I must confess that I’m one of the millions who have pre-ordered a copy, and I’ll be one of those making time that weekend to find out how author J. K. Rowling resolves her tale of the love of power vs. the power of love.

How about you? Do you have a favorite story? Will you be making time this summer to re-read an old favorite or dive in to the next-in-line of a series? Maybe you’re more of a movie type and have a couple of “must-sees” coming from NetFlicks, or you have a book on CD lined up to play on an upcoming road trip.

Whether you prefer to read, listen or watch, stories have a powerful impact on us. In fact, stories are what we use to make sense of our lives. Think of the power a story like “the American Dream” has had on our country.
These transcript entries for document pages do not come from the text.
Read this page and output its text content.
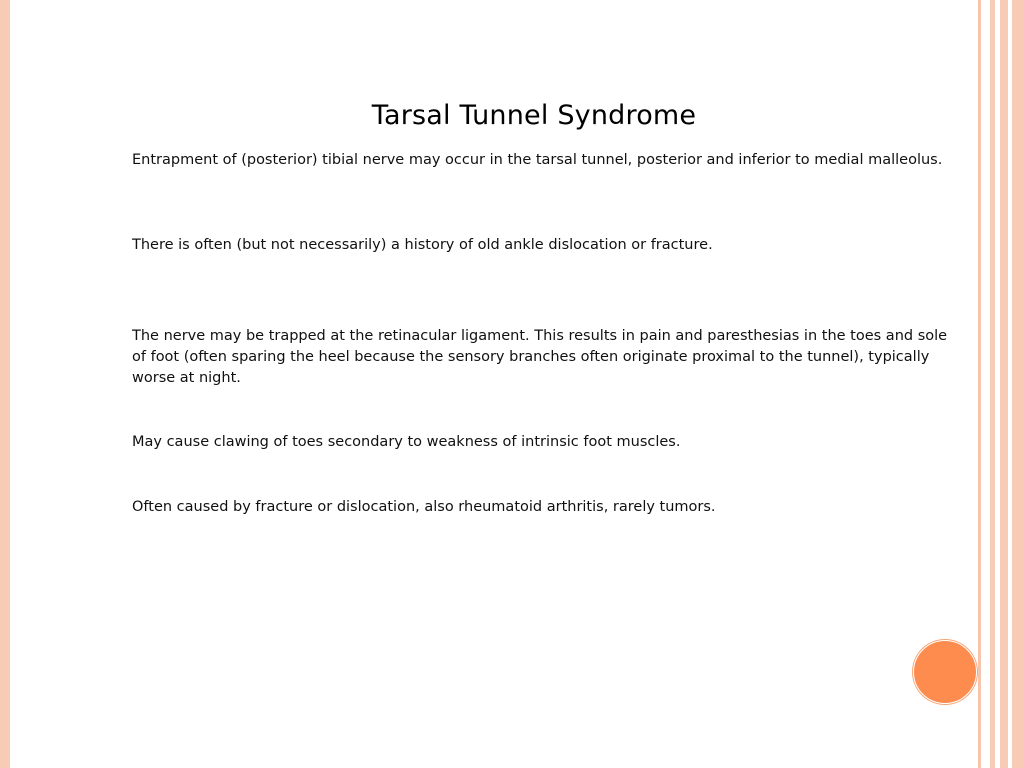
Tarsal Tunnel Syndrome

Entrapment of (posterior) tibial nerve may occur in the tarsal tunnel, posterior and inferior to medial malleolus.

There is often (but not necessarily) a history of old ankle dislocation or fracture.

The nerve may be trapped at the retinacular ligament. This results in pain and paresthesias in the toes and sole of foot (often sparing the heel because the sensory branches often originate proximal to the tunnel), typically worse at night.

May cause clawing of toes secondary to weakness of intrinsic foot muscles.

Often caused by fracture or dislocation, also rheumatoid arthritis, rarely tumors.
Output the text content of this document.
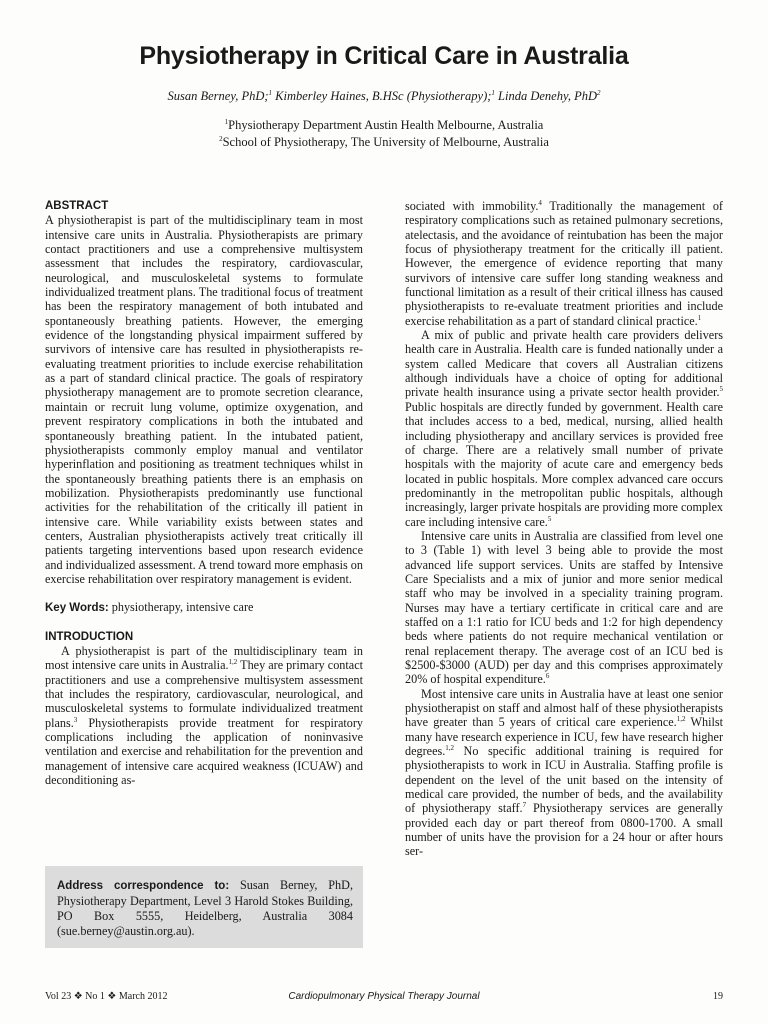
Physiotherapy in Critical Care in Australia
Susan Berney, PhD;$^1$ Kimberley Haines, B.HSc (Physiotherapy);$^1$ Linda Denehy, PhD$^2$
$^1$Physiotherapy Department Austin Health Melbourne, Australia
$^2$School of Physiotherapy, The University of Melbourne, Australia
ABSTRACT

A physiotherapist is part of the multidisciplinary team in most intensive care units in Australia. Physiotherapists are primary contact practitioners and use a comprehensive multisystem assessment that includes the respiratory, cardiovascular, neurological, and musculoskeletal systems to formulate individualized treatment plans. The traditional focus of treatment has been the respiratory management of both intubated and spontaneously breathing patients. However, the emerging evidence of the longstanding physical impairment suffered by survivors of intensive care has resulted in physiotherapists re-evaluating treatment priorities to include exercise rehabilitation as a part of standard clinical practice. The goals of respiratory physiotherapy management are to promote secretion clearance, maintain or recruit lung volume, optimize oxygenation, and prevent respiratory complications in both the intubated and spontaneously breathing patient. In the intubated patient, physiotherapists commonly employ manual and ventilator hyperinflation and positioning as treatment techniques whilst in the spontaneously breathing patients there is an emphasis on mobilization. Physiotherapists predominantly use functional activities for the rehabilitation of the critically ill patient in intensive care. While variability exists between states and centers, Australian physiotherapists actively treat critically ill patients targeting interventions based upon research evidence and individualized assessment. A trend toward more emphasis on exercise rehabilitation over respiratory management is evident.

Key Words: physiotherapy, intensive care

INTRODUCTION

A physiotherapist is part of the multidisciplinary team in most intensive care units in Australia.$^{1,2}$ They are primary contact practitioners and use a comprehensive multisystem assessment that includes the respiratory, cardiovascular, neurological, and musculoskeletal systems to formulate individualized treatment plans.$^3$ Physiotherapists provide treatment for respiratory complications including the application of noninvasive ventilation and exercise and rehabilitation for the prevention and management of intensive care acquired weakness (ICUAW) and deconditioning as-

Address correspondence to: Susan Berney, PhD, Physiotherapy Department, Level 3 Harold Stokes Building, PO Box 5555, Heidelberg, Australia 3084 (sue.berney@austin.org.au).

sociated with immobility.$^4$ Traditionally the management of respiratory complications such as retained pulmonary secretions, atelectasis, and the avoidance of reintubation has been the major focus of physiotherapy treatment for the critically ill patient. However, the emergence of evidence reporting that many survivors of intensive care suffer long standing weakness and functional limitation as a result of their critical illness has caused physiotherapists to re-evaluate treatment priorities and include exercise rehabilitation as a part of standard clinical practice.$^1$

A mix of public and private health care providers delivers health care in Australia. Health care is funded nationally under a system called Medicare that covers all Australian citizens although individuals have a choice of opting for additional private health insurance using a private sector health provider.$^5$ Public hospitals are directly funded by government. Health care that includes access to a bed, medical, nursing, allied health including physiotherapy and ancillary services is provided free of charge. There are a relatively small number of private hospitals with the majority of acute care and emergency beds located in public hospitals. More complex advanced care occurs predominantly in the metropolitan public hospitals, although increasingly, larger private hospitals are providing more complex care including intensive care.$^5$

Intensive care units in Australia are classified from level one to 3 (Table 1) with level 3 being able to provide the most advanced life support services. Units are staffed by Intensive Care Specialists and a mix of junior and more senior medical staff who may be involved in a speciality training program. Nurses may have a tertiary certificate in critical care and are staffed on a 1:1 ratio for ICU beds and 1:2 for high dependency beds where patients do not require mechanical ventilation or renal replacement therapy. The average cost of an ICU bed is $2500-$3000 (AUD) per day and this comprises approximately 20% of hospital expenditure.$^6$

Most intensive care units in Australia have at least one senior physiotherapist on staff and almost half of these physiotherapists have greater than 5 years of critical care experience.$^{1,2}$ Whilst many have research experience in ICU, few have research higher degrees.$^{1,2}$ No specific additional training is required for physiotherapists to work in ICU in Australia. Staffing profile is dependent on the level of the unit based on the intensity of medical care provided, the number of beds, and the availability of physiotherapy staff.$^7$ Physiotherapy services are generally provided each day or part thereof from 0800-1700. A small number of units have the provision for a 24 hour or after hours ser-

Vol 23 ❖ No 1 ❖ March 2012	Cardiopulmonary Physical Therapy Journal	19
People from other nations will risk great dangers to come to America in hopes of an opportunity for living out that story of a rags-to-riches better life.

Or think of how many ways our culture likes to tell the story of “Survivor.” The story of a group of people matching their wits and abilities against each other, forming and breaking alliances, and voting each other off the island (or off the stage as in American Idol). Only the best can be the winner, and everyone else gets to hear, “You’re fired!”

If you see yourself as a character in the American Dream story or in the Survivor story, how will that shape your life? How will that cause you to view your fellow characters, and how will that influence what kinds of risks you might take? How will that define what your goals might be, and how will you react if it seems you won’t reach those goals?

I wonder if one of the reasons the Harry Potter series is so popular is that people are hungry for something other than Survivor-type stories. Survivor, American Idol, The Apprentice and others are really all variations on that “love of power” theme. Maybe there are millions of people out there who secretly hope that there is another story, a “power of love” story, that could define what is worth living for.

As Christians, we soak ourselves in the most powerful “power of love” story every told. It’s a story that frees us from the chains of the love of power, in whatever form those chains take. Along with Book 7 or whatever other stories you plan to read this summer, I encourage you to spend some time reading or listening to the Bible, and live out that story.